Good luck Job Centre, you’re gonna need it…

I have to go to the Job Centre on Friday. In fact, I have to go to the Job Centre every Friday because I’m now on JSA.

My mandatory reconsideration for my ESA claim was denied, which I already knew it was going to be. I could appeal, but I got 6 points out of 15 so it seems a bit pointless. Normally I’d be the first one going “no, you must appeal, try everything you can!” but to be honest I’m a bit knackered by the whole thing and after not being successful at my PIP appeal last year I’m not massively inclined to go through another one. So, hurrah, the system works! Y’know, the one where they keep saying no until you’re too tired and generally exhausted to try getting them to change their minds.

So I’m on JSA. I have a Claimant Commitment and I’m on Universal Jobmatch and I’m just waiting for the ideal job to come along…the one where I can be paid a full working week’s wages for three hours work conducted mostly while sleeping. That job.
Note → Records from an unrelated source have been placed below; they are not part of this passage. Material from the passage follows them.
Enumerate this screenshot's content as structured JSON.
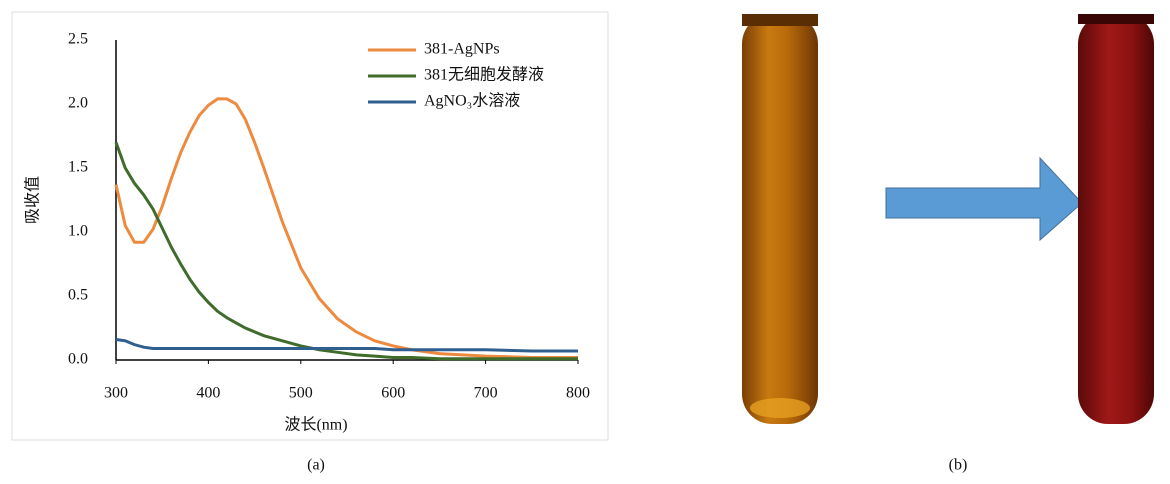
{
  "chart_data": {
    "type": "line",
    "xlabel": "波长(nm)",
    "ylabel": "吸收值",
    "x": [
      300,
      310,
      320,
      330,
      340,
      350,
      360,
      370,
      380,
      390,
      400,
      410,
      420,
      430,
      440,
      450,
      460,
      480,
      500,
      520,
      540,
      560,
      580,
      600,
      620,
      650,
      700,
      750,
      800
    ],
    "series": [
      {
        "name": "381-AgNPs",
        "color": "#ed8a3f",
        "values": [
          1.37,
          1.05,
          0.92,
          0.92,
          1.02,
          1.2,
          1.42,
          1.62,
          1.78,
          1.91,
          1.99,
          2.04,
          2.04,
          2.0,
          1.88,
          1.7,
          1.5,
          1.08,
          0.72,
          0.48,
          0.32,
          0.22,
          0.15,
          0.11,
          0.08,
          0.05,
          0.03,
          0.02,
          0.02
        ]
      },
      {
        "name": "381无细胞发酵液",
        "color": "#3f6b2b",
        "values": [
          1.7,
          1.5,
          1.38,
          1.29,
          1.18,
          1.03,
          0.88,
          0.75,
          0.63,
          0.53,
          0.45,
          0.38,
          0.33,
          0.29,
          0.25,
          0.22,
          0.19,
          0.15,
          0.11,
          0.08,
          0.06,
          0.04,
          0.03,
          0.02,
          0.02,
          0.01,
          0.01,
          0.01,
          0.01
        ]
      },
      {
        "name": "AgNO₃水溶液",
        "color": "#2e5f8f",
        "values": [
          0.16,
          0.15,
          0.12,
          0.1,
          0.09,
          0.09,
          0.09,
          0.09,
          0.09,
          0.09,
          0.09,
          0.09,
          0.09,
          0.09,
          0.09,
          0.09,
          0.09,
          0.09,
          0.09,
          0.09,
          0.09,
          0.09,
          0.09,
          0.08,
          0.08,
          0.08,
          0.08,
          0.07,
          0.07
        ]
      }
    ],
    "xlim": [
      300,
      800
    ],
    "xticks": [
      300,
      400,
      500,
      600,
      700,
      800
    ],
    "ylim": [
      0,
      2.5
    ],
    "yticks": [
      {
        "value": 0,
        "label": "0.0"
      },
      0.5,
      {
        "value": 1,
        "label": "1.0"
      },
      1.5,
      {
        "value": 2,
        "label": "2.0"
      },
      2.5
    ],
    "grid": false,
    "legend": "top-right"
  },
  "captions": [
    "(a)",
    "(b)"
  ]
}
In a fantastic twist of irony I’m actually better off now than I was on the assessment rate of ESA – assessment rate ESA is the same as the base rate of JSA – £73.10 a week – but on JSA I get “extra money because you’re disabled” (that’s literally what the extra is called on my JSA letter) bringing my weekly JSA up to £105.35 a week. Today my fatigue and pain were enough that I couldn’t walk from my sofa to my kitchen (for context: I could fall off the sofa and almost touch the kitchen they’re that close but I’ve just moved house and have no carpets so that would be a risky move). But of course on JSA you have to job search and “be available for work” which I guess I am if the work involves sitting on the sofa in my PJs knitting socks.*

*I would like to state for the record that I will happily take any job that involves sitting on my sofa in my PJs knitting socks

So I guess I want to wish the Job Centre good luck in finding me a job, I suppose. My tactic currently is to turn up weekly and say “nope, didn’t find anything I can physically do this week, sorry” for the foreseeable future and see what happens.


So now I’m a job seeker.

How do you tell the job centre that the issue with finding work isn’t the “finding” part, but the “work” part? Finding a job isn’t the issue. There are jobs out there in my sector – not as many as there were but there are some. Believe me, in fleeting moments I have looked at different job roles and thought “if I wasn’t ill I’d be so good at that job”. I could have a job, a managerial post, with a salary. If I did that I’d be able to rent a flat privately, I wouldn’t be sitting on the council waiting list because the Local Housing Allowance won’t cover a private rented flat and I’m pretty sure life would be a lot sunnier.

Funnily enough, I’m not in this non-working position because I don’t want to work. Far from it. I’m here because I’m ill.

I’m here because I get about two hours functional working brain time a day, on a good day. I’m here because I currently can’t cook a meal, can’t clean my own flat (vacuuming and washing up both involving a level of standing and arm-usage I’m really not able to achieve right now), am fatigued to a level where I sometimes have to have meal replacement shakes for dinner and a bus ride to the local job centre and back leaves me in bed for the rest of the day. And sometimes the next one. I don’t do this because it’s an easier life. An easier life would be working a good full-time job and being able to take care of myself.

Yesterday I discovered I hadn’t been successful in my claim for ESA. Out of a required fifteen points, I had scored a measly six. For mobility. The pain, the fatigue, the general crapness of my ability to function wasn’t so crap that I would be deemed unable to work.  I’m going for a mandatory reconsideration of course – especially as the decision maker on the phone told me “you put that your condition is variable, which means sometimes it doesn’t affect you” and we all know that’s not what variable means, for me variable means “sometimes I can put on clothes and leave the house!” – but in the meantime I’ve been transferred over to JSA and I have to attend a “work-focused interview” on Monday morning at the Job Centre.

Y’know, the one that puts me in bed for a day, that one.

I’m already exhausted.


Never ending or beginning like an ever spinning wheel.

And just when I was all excited that I would have to fill in any more forms.

After just under a year of trying, failing, trying again and finally succeeding to get PIP, welcome to the sequel: ESA. Yup. My circumstances have changed, and now I have to make my own ESA claim. It’s like deja vu all over again. I’ve been sent a “Capability for work questionnaire” with the famous “Can you pick up a £1 coin” question, I have my sick note from the doctor and I’ll have not only a “Capability for work assessment” but also a “compliance interview” (because I’m going from being on someone else’s ESA claim to going onto one of my own and apparently I have to Do That The Right Way).

Are you ready for months of fun exciting blog entries about my third trip through the wilderness with the Department for Work and Pensions? I know I am!*

*At this point I’d like to personally thank the Department for Work and Pensions for giving me months, nay YEARS of material to blog about. I couldn’t have done it without you.